Ian Sample explains how the virus is changing and why one expert thinks it won't get down to very low numbers again in our lifetimes.
Britain has weathered two waves of coronaviruses in the past six months. The official figures recorded hundreds of thousands of confirmed cases a day, but the true number of infections was much higher. The surge in immunity has helped to push the cases down.
There are other forces behind the decline in numbers.
With the common cold, cases of Covid rise and fall with the seasons, with more transmission in the winter and less in the summer. There is a period where cases should stop. Dramatic shift in testing habits is an important factor.
Most people have had to pay for Covid tests since April. According to Paul Hunter, professor of medicine at the University of East Anglia, the number of Covid infections detected by the community is less than one in 10.
The daily cases in England have fallen by 98% since the start of the year according to the Covid dashboard. For the first time in a year, they are below 5,000 cases a day.
The Office for National Statistics recorded a fall in the number of infections in England from more than 3 million in the week ending 31 December to 875,000 in the week ending 21 May.

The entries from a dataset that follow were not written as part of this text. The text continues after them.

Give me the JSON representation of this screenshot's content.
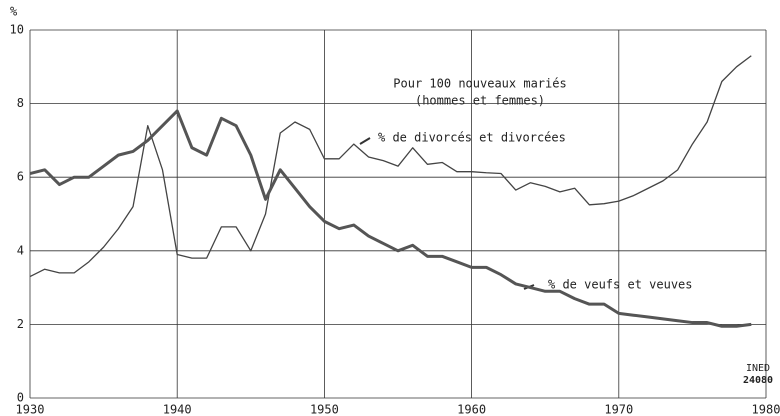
{
  "chart_data": {
    "type": "line",
    "y_label": "%",
    "annotations": [
      "Pour 100 nouveaux mariés",
      "(hommes et femmes)"
    ],
    "source": [
      "INED",
      "24080"
    ],
    "x": [
      1930,
      1931,
      1932,
      1933,
      1934,
      1935,
      1936,
      1937,
      1938,
      1939,
      1940,
      1941,
      1942,
      1943,
      1944,
      1945,
      1946,
      1947,
      1948,
      1949,
      1950,
      1951,
      1952,
      1953,
      1954,
      1955,
      1956,
      1957,
      1958,
      1959,
      1960,
      1961,
      1962,
      1963,
      1964,
      1965,
      1966,
      1967,
      1968,
      1969,
      1970,
      1971,
      1972,
      1973,
      1974,
      1975,
      1976,
      1977,
      1978,
      1979
    ],
    "series": [
      {
        "name": "% de divorcés et divorcées",
        "color": "#444",
        "width": 1.3,
        "values": [
          3.3,
          3.5,
          3.4,
          3.4,
          3.7,
          4.1,
          4.6,
          5.2,
          7.4,
          6.2,
          3.9,
          3.8,
          3.8,
          4.65,
          4.65,
          4.0,
          5.0,
          7.2,
          7.5,
          7.3,
          6.5,
          6.5,
          6.9,
          6.55,
          6.45,
          6.3,
          6.8,
          6.35,
          6.4,
          6.15,
          6.15,
          6.12,
          6.1,
          5.65,
          5.85,
          5.75,
          5.6,
          5.7,
          5.25,
          5.28,
          5.35,
          5.5,
          5.7,
          5.9,
          6.2,
          6.9,
          7.5,
          8.6,
          9.0,
          9.3
        ]
      },
      {
        "name": "% de veufs et veuves",
        "color": "#555",
        "width": 3,
        "values": [
          6.1,
          6.2,
          5.8,
          6.0,
          6.0,
          6.3,
          6.6,
          6.7,
          7.0,
          7.4,
          7.8,
          6.8,
          6.6,
          7.6,
          7.4,
          6.6,
          5.4,
          6.2,
          5.7,
          5.2,
          4.8,
          4.6,
          4.7,
          4.4,
          4.2,
          4.0,
          4.15,
          3.85,
          3.85,
          3.7,
          3.55,
          3.55,
          3.35,
          3.1,
          3.0,
          2.9,
          2.9,
          2.7,
          2.55,
          2.55,
          2.3,
          2.25,
          2.2,
          2.15,
          2.1,
          2.05,
          2.05,
          1.95,
          1.95,
          2.0
        ]
      }
    ],
    "xlim": [
      1930,
      1980
    ],
    "xticks": [
      1930,
      1940,
      1950,
      1960,
      1970,
      1980
    ],
    "ylim": [
      0,
      10
    ],
    "yticks": [
      0,
      2,
      4,
      6,
      8,
      10
    ],
    "grid": true
  }
}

The proportion of people with anti- Covid antibodies is very high after the waves of infections. In England, 99% of over 25s have Covid antibodies, but levels are high even among pre-teens, with 89% or more of those aged 8 years and over carrying antibodies against the virus.
They may fall a little more and remain low through the summer as people spend more time outdoors, but another rise before the autumn is not out of the question.

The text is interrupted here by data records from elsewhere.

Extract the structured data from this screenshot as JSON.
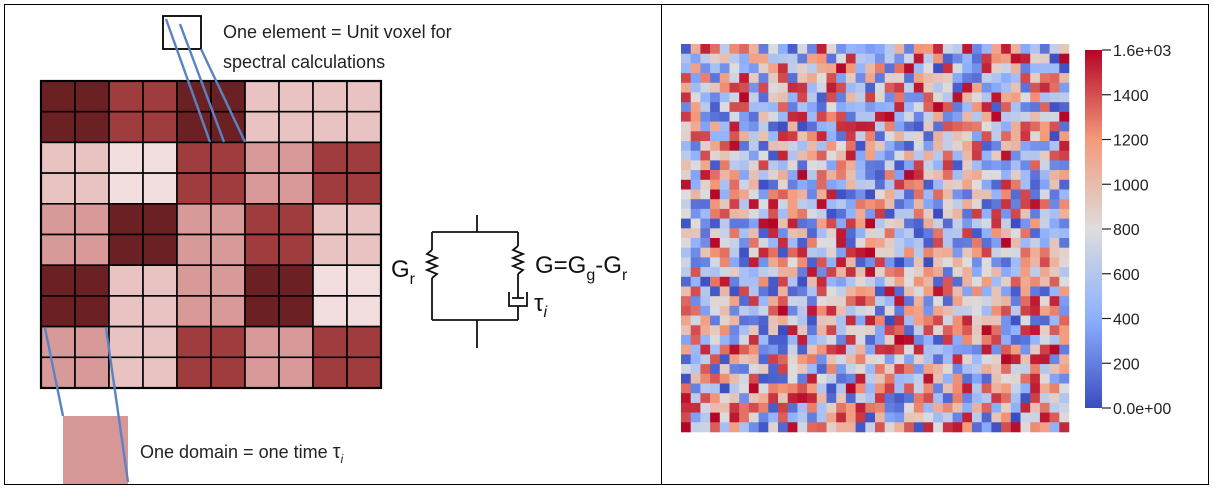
{
  "left_panel": {
    "element_label_line1": "One element = Unit voxel for",
    "element_label_line2": "spectral calculations",
    "domain_label_prefix": "One domain = one time ",
    "domain_label_tau": "τ",
    "domain_label_sub": "i",
    "domain_grid": {
      "rows": 5,
      "cols": 5,
      "palette": {
        "A": "#6b2124",
        "B": "#9e3c3e",
        "C": "#d79a99",
        "D": "#e8c3c2",
        "E": "#f2dede"
      },
      "levels": [
        [
          "A",
          "B",
          "A",
          "D",
          "D"
        ],
        [
          "D",
          "E",
          "B",
          "C",
          "B"
        ],
        [
          "C",
          "A",
          "C",
          "B",
          "D"
        ],
        [
          "A",
          "D",
          "C",
          "A",
          "E"
        ],
        [
          "C",
          "D",
          "B",
          "C",
          "B"
        ]
      ]
    },
    "circuit": {
      "gr_main": "G",
      "gr_sub": "r",
      "g_label_main": "G=G",
      "g_label_sub1": "g",
      "g_label_mid": "-G",
      "g_label_sub2": "r",
      "tau": "τ",
      "tau_sub": "i"
    }
  },
  "chart_data": {
    "type": "heatmap",
    "grid_size": [
      40,
      40
    ],
    "value_range": [
      0,
      1600
    ],
    "colormap": "coolwarm",
    "colorbar": {
      "top_label": "1.6e+03",
      "bottom_label": "0.0e+00",
      "ticks": [
        "1400",
        "1200",
        "1000",
        "800",
        "600",
        "400",
        "200"
      ],
      "tick_values": [
        1400,
        1200,
        1000,
        800,
        600,
        400,
        200
      ]
    },
    "note": ""
  }
}
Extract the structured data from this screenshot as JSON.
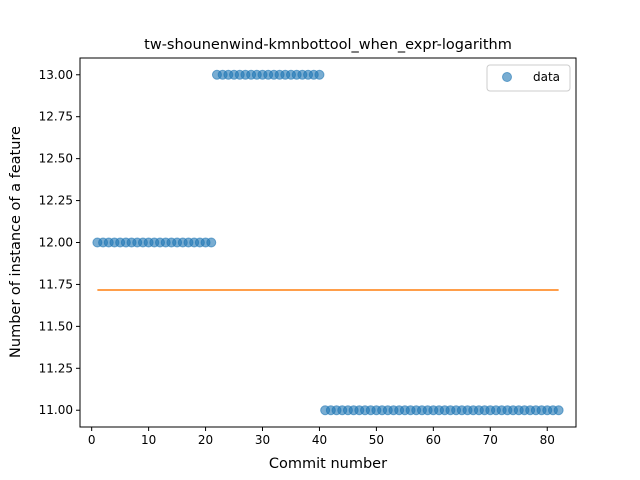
{
  "chart_data": {
    "type": "scatter",
    "title": "tw-shounenwind-kmnbottool_when_expr-logarithm",
    "xlabel": "Commit number",
    "ylabel": "Number of instance of a feature",
    "xlim": [
      -2.05,
      85.05
    ],
    "ylim": [
      10.9,
      13.1
    ],
    "x_ticks": [
      0,
      10,
      20,
      30,
      40,
      50,
      60,
      70,
      80
    ],
    "y_ticks": [
      11.0,
      11.25,
      11.5,
      11.75,
      12.0,
      12.25,
      12.5,
      12.75,
      13.0
    ],
    "y_tick_labels": [
      "11.00",
      "11.25",
      "11.50",
      "11.75",
      "12.00",
      "12.25",
      "12.50",
      "12.75",
      "13.00"
    ],
    "grid": false,
    "legend_position": "top-right",
    "series": [
      {
        "name": "data",
        "kind": "scatter",
        "color": "#1f77b4",
        "segments": [
          {
            "x_start": 1,
            "x_end": 21,
            "y": 12.0
          },
          {
            "x_start": 22,
            "x_end": 40,
            "y": 13.0
          },
          {
            "x_start": 41,
            "x_end": 82,
            "y": 11.0
          }
        ]
      },
      {
        "kind": "line",
        "color": "#ff7f0e",
        "x": [
          1,
          82
        ],
        "y": [
          11.717,
          11.717
        ]
      }
    ]
  }
}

With the full relaxation of Covid rules, the steady filling of offices, and people gradually reverting to pre-pandemic behavior, there is plenty of scope for the virus to spread. Protection against infections will be the first line of defence to fail as immunity fades.
Unless another variant intervenes, any rise in cases should not translate into high rates of hospitalisations and deaths.
Scientists have noticed a shift in the Scottish data over the past few weeks, with a higher proportion of lateral flow tests coming up positive in more affluent areas.
Prof Kao, who studies infectious disease dynamics at the University of Edinburgh, said it was not clear if this was a long-term effect.
The way Covid is being distributed appears to have changed.
The daily cases fell to the low hundreds in the summer of 2020. It is becoming endemic. We are not going to see low numbers again in our lifetimes.
The Joint Committee on Vaccination and Immunisation has proposed an autumn booster programme for people aged 65 and over, as well as frontline health and social care workers and the staff and residents of care homes.
The spring surge of Covid was driven by an Omicron variant called BA.2. Two recent descendants, BA.4 and BA.5 are driving a new wave of Covid in South Africa, which is challenging its dominance in the UK.
Last week, the UK Health Security Agency declared BA.4 and BA.5variants of concern, as new data showed they had a growth advantage over BA.2.
The dominant variant in the US last week was the descendant of BA.2.12.1, which spreads faster still. There is no evidence that any of them cause more severe disease, but the danger comes from reaching more people.